Estimating boundary curves has many applications such as economics, climate science, and medicine. Bayesian trend filtering has been developed as one of locally adaptive smoothing methods to estimate the non-stationary trend of data. This paper develops a Bayesian trend filtering for estimating boundary trend. To this end, the truncated multivariate normal working likelihood and global-local shrinkage priors based on scale mixtures of normal distribution are introduced. In particular, well-known horseshoe prior for difference leads to locally adaptive shrinkage estimation for boundary trend. However, the full conditional distributions of the Gibbs sampler involve high-dimensional truncated multivariate normal distribution. To overcome the difficulty of sampling, an approximation of truncated multivariate normal distribution is employed. Using the approximation, the proposed models lead to an efficient Gibbs sampling algorithm via P\'olya-Gamma data augmentation. The proposed method is also extended by considering nearly isotonic constraint. The performance of the proposed method is illustrated through some numerical experiments and real data examples.

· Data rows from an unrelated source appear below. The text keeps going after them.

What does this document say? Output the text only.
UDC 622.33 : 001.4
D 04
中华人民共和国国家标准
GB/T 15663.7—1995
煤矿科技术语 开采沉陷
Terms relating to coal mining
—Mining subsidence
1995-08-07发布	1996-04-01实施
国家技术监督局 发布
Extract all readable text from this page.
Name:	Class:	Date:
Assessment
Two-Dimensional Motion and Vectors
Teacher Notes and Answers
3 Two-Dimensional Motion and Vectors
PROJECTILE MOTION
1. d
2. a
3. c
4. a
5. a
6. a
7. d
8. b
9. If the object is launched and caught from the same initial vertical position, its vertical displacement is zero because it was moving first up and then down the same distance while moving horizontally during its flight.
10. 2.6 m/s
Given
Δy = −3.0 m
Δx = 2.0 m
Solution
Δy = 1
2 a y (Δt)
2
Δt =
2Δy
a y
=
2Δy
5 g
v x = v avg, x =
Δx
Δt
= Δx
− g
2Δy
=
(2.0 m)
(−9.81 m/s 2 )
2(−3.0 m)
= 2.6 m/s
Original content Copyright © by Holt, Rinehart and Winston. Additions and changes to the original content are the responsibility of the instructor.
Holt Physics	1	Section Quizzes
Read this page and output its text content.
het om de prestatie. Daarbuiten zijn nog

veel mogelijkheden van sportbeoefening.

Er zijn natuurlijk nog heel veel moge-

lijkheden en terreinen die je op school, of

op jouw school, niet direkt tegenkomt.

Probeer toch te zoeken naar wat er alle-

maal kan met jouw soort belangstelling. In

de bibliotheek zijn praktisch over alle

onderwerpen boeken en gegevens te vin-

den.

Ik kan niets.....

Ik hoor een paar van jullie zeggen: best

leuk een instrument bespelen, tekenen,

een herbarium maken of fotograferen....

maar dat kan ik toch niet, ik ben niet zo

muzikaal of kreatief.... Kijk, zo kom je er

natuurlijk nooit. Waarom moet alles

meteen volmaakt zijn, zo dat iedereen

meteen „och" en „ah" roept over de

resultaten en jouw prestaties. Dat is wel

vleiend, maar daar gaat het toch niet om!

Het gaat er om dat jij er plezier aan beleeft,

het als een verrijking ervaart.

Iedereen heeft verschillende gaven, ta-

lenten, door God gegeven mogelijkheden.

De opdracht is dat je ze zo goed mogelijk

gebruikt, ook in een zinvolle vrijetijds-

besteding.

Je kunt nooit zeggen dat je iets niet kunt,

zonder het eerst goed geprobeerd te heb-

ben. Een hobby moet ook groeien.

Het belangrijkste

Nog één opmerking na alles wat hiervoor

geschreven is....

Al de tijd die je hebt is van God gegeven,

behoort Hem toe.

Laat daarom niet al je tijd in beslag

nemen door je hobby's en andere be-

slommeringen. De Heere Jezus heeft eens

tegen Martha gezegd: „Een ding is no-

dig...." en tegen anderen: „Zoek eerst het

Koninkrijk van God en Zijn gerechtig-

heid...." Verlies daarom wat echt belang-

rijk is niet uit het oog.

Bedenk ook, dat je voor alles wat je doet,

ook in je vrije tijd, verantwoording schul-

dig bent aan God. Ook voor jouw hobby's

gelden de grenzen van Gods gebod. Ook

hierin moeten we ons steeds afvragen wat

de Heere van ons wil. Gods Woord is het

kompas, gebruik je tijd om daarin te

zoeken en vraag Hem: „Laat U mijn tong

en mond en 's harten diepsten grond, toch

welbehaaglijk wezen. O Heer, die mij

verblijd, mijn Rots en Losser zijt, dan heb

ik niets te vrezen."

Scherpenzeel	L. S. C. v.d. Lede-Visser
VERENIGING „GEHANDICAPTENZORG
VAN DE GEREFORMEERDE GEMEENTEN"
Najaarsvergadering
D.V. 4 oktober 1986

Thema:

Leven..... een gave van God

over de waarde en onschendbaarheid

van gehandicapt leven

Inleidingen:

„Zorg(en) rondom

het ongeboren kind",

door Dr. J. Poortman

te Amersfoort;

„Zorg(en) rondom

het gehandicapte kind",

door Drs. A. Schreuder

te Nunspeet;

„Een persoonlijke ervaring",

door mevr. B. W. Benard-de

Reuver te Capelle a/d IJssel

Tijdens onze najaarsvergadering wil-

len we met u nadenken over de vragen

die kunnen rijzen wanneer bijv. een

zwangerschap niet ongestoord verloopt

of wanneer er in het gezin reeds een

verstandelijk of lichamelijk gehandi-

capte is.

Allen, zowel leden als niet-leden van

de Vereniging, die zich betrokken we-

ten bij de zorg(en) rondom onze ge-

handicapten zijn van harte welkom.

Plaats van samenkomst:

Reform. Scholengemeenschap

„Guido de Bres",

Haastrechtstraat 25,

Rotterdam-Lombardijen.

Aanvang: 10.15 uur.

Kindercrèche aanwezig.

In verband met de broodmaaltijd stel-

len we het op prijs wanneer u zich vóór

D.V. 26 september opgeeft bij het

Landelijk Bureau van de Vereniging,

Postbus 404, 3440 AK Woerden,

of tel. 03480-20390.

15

翻译：边界曲线估计在经济学、气候科学和医学等领域具有广泛应用。贝叶斯趋势滤波作为一种局部自适应平滑方法，被用于估计数据的非平稳趋势。本文提出了一种用于估计边界趋势的贝叶斯趋势滤波方法。为此，引入了基于截断多元正态分布的工作似然函数，以及基于正态分布尺度混合的全局-局部收缩先验。特别是，针对差分项采用著名的马蹄先验，可实现边界趋势的局部自适应收缩估计。然而，吉布斯采样器的全条件分布涉及高维截断多元正态分布。为克服采样困难，采用截断多元正态分布的近似方法。借助该近似，所提模型通过Pólya-Gamma数据增广实现了高效的吉布斯采样算法。此外，该方法进一步扩展至近似等序约束情形。通过数值实验和真实数据实例验证了所提方法的有效性。